ALD marks the location with a particular name code so that the machine knows where parts of the body are in space. ‘This way, you can set boundaries for your scan and don’t have to touch anything else. You can focus on exactly what you want to image.’
The tool improves workflow, increases clinicians and technicians confidence, and improves consistency between radiographers regardless of their experience. Radiographers no longer have to take 2D scanos and drag boxes around the area they want to image - a process that can take up to 20 seconds for an experienced technician.
‘You save time and energy,’ he said. ‘The clinician and the technician can care more about the patient and less about planning the examinations.’
With automatic positioning, the risk of making a mistake is also drastically reduced, as the system doesn’t get tired or distracted.
The main benefit of ALD is that it enables the machine to understand what it sees and makes it more intelligent, Marco believes. ‘The machine can see and name the body parts it’s looking at. You can tag an image to say what’s in it, and you can pre-process the image to be used for a clinical application. The machine can name the content of the image. It gives you automatically fulfilled information.’
An innovation started over a decade ago
Initial works for the creation of ALD started over a decade ago, to answer a concrete clinical question. ‘Scientists wondered if we could find an anatomical location directly from 3D images,’ he recalled. ‘We developed the tool over many years for different purposes, including aligning images of the same patient over time on different modalities.’

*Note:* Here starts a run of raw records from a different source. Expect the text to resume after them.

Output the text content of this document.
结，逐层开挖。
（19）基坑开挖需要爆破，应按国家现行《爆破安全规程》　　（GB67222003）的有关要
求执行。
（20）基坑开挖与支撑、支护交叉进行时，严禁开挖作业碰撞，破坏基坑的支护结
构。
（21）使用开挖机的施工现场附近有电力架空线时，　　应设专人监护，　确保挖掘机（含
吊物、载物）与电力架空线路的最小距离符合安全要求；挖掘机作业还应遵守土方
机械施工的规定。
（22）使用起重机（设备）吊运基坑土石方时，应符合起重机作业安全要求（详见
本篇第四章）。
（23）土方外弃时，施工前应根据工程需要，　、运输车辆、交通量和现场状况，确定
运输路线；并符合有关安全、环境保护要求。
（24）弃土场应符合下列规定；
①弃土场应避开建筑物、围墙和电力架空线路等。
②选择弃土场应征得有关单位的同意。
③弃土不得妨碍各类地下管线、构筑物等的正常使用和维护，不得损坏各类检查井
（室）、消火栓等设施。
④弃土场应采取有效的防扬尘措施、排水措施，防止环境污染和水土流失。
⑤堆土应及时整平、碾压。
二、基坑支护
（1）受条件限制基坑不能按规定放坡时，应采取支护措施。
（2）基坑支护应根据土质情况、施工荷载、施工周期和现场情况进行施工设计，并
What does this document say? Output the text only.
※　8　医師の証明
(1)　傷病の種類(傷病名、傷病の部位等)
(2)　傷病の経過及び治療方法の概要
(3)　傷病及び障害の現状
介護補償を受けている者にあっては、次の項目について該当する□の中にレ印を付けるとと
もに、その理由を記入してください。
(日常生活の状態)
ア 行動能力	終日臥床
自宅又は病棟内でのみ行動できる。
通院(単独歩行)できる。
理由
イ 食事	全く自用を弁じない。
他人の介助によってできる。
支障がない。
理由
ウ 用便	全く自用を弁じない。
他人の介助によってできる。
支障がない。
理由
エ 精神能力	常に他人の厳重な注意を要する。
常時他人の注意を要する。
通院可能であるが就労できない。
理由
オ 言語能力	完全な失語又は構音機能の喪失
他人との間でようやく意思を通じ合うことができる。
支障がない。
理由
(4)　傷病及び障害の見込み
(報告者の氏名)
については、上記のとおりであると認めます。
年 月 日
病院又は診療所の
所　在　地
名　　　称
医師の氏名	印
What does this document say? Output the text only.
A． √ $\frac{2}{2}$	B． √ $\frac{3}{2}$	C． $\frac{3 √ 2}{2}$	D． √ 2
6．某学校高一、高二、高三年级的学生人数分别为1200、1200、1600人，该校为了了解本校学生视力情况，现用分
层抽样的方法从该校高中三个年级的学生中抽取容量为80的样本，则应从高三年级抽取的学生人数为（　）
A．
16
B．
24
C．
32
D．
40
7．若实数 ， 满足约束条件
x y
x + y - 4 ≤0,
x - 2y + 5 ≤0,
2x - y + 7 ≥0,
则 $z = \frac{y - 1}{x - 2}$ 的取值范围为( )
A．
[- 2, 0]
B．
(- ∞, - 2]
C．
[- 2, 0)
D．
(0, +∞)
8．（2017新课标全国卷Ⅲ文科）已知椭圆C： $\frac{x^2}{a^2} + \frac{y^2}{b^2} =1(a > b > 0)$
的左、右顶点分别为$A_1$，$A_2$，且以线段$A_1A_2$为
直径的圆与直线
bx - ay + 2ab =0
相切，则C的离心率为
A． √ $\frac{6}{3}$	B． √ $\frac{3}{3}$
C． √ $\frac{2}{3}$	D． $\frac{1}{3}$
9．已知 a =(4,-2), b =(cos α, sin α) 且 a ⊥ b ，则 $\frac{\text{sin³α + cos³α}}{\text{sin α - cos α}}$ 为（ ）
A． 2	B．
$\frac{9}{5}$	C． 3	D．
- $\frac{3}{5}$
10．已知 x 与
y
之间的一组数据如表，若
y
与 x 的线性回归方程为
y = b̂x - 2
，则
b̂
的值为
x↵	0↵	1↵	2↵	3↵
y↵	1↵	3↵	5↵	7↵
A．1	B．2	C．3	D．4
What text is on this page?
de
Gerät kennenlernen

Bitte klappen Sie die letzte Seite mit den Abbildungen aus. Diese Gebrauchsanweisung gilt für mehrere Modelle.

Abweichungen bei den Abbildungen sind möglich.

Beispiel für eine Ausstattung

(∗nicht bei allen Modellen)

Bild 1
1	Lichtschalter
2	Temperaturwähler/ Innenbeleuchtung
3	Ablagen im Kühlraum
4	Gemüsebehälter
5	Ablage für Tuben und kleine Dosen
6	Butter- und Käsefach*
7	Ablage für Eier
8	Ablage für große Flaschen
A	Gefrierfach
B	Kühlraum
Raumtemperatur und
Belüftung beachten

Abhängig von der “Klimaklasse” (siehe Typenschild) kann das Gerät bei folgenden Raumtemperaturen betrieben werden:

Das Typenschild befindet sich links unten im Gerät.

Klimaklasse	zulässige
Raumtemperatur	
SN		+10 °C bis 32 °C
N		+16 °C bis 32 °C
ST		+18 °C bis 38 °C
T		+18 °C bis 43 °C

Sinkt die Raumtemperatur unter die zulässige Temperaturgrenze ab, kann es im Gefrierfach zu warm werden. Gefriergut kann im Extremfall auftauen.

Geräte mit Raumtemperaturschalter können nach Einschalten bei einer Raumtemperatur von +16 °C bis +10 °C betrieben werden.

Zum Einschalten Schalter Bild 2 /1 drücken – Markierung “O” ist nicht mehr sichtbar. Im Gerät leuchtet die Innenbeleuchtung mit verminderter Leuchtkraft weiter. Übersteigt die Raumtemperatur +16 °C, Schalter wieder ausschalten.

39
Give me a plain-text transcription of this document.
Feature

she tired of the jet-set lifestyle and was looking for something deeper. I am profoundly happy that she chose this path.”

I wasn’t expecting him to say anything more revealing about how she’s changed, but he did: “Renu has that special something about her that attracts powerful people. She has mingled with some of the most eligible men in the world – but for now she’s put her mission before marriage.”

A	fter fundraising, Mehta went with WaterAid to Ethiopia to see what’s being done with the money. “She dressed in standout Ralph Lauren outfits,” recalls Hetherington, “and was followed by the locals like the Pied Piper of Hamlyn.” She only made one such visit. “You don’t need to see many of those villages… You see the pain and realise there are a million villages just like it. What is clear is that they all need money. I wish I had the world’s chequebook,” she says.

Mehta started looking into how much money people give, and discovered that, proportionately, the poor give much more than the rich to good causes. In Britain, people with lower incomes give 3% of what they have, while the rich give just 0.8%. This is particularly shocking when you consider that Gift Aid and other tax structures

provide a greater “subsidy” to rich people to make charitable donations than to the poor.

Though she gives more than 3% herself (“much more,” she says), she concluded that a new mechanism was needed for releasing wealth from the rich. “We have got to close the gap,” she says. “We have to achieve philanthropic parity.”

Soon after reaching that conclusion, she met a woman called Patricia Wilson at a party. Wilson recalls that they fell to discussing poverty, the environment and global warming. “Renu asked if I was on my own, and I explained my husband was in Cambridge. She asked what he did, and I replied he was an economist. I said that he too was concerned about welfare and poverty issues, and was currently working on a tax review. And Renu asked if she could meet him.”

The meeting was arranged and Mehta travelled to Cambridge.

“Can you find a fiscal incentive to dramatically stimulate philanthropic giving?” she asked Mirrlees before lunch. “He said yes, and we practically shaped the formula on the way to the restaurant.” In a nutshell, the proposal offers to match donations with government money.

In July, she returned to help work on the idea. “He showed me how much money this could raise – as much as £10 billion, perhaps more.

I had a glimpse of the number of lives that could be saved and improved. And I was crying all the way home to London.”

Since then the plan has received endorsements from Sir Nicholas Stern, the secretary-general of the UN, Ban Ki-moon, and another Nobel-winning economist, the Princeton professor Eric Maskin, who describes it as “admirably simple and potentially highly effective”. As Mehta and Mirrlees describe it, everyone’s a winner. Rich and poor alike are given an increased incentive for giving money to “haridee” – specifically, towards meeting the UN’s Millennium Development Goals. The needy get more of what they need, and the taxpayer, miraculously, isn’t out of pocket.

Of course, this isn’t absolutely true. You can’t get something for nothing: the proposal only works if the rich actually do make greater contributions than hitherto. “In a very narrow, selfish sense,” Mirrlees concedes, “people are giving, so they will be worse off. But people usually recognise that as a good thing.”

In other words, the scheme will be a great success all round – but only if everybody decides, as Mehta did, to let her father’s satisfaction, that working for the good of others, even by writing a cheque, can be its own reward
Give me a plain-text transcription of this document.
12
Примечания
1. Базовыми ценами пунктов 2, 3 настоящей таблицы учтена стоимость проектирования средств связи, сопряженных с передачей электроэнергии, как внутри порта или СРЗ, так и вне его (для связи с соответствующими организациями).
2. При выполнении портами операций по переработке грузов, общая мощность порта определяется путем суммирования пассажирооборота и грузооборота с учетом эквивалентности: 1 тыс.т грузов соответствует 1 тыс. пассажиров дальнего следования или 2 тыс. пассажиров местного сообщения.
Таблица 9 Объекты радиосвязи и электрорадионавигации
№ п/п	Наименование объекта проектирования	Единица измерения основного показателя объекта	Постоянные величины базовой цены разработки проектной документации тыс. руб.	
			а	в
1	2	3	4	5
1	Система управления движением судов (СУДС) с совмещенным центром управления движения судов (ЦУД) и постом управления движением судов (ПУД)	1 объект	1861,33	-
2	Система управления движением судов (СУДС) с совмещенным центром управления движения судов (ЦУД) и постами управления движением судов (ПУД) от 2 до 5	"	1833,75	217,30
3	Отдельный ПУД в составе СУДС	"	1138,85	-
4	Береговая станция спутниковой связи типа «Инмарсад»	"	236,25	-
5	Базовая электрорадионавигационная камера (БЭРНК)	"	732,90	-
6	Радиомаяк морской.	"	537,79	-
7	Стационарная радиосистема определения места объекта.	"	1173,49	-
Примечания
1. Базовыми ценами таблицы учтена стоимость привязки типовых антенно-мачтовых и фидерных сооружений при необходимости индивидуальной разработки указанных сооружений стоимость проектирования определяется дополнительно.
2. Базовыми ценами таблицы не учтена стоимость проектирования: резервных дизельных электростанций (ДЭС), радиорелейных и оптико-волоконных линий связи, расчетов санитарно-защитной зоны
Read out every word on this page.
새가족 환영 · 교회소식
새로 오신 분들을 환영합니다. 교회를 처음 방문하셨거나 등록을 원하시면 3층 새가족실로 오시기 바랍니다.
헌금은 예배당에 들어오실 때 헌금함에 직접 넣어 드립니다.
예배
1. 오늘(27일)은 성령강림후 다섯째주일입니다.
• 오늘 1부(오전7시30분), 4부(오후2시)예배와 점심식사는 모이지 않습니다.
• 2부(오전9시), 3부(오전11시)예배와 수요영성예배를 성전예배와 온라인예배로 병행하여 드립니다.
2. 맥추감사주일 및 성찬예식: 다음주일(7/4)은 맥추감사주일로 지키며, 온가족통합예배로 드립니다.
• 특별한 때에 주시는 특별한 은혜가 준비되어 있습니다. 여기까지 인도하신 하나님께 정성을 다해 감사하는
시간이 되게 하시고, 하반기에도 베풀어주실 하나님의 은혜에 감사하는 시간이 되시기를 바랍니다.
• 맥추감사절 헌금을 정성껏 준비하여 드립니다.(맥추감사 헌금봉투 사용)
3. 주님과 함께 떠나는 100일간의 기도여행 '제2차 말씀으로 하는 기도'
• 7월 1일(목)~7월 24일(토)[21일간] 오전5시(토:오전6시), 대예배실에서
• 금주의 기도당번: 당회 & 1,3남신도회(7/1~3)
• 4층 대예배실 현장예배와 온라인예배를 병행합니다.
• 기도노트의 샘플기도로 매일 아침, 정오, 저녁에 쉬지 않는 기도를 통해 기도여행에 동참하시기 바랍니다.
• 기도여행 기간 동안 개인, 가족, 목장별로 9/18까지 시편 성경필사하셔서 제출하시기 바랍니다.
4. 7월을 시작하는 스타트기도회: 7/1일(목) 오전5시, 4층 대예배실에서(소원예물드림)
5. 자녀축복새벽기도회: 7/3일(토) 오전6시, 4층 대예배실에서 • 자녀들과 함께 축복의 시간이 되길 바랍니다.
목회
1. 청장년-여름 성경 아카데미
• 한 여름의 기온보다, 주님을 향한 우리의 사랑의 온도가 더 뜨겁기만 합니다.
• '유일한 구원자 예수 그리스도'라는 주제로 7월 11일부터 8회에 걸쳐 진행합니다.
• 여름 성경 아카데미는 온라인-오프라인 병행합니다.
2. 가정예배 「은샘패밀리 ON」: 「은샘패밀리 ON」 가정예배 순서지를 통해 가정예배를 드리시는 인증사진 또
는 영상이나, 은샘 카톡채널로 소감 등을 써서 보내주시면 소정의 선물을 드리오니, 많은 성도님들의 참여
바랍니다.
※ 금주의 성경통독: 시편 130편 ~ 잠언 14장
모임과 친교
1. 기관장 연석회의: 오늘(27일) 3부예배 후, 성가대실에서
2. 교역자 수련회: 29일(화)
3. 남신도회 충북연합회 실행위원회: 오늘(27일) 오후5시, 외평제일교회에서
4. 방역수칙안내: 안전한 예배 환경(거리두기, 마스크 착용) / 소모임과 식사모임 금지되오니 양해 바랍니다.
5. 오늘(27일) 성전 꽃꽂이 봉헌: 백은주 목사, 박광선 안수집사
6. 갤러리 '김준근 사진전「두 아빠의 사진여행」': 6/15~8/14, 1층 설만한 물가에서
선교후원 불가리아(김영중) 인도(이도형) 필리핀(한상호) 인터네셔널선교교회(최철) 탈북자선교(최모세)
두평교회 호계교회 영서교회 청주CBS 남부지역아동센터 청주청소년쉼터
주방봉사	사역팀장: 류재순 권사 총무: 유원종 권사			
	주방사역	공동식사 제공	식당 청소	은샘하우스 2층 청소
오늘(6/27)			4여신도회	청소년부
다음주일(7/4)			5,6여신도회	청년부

About four years ago, the CMRE team was invited to adapt the algorithm to automatically determine the borders of a CT scan.
Over 30 scientists have worked to refine the algorithm for this particular setting. ‘It’s really a collaborative effort between everyone at CMRE, Canon Medical Europe and Canon Medical Japan,’ he said.
The team initially trained the algorithm on hundreds of manually annotated CT images. For the automatic scan planning feature, they did additional training on hundreds of 3D landmark scans, since the dose and appearance are different from routine axial CT images.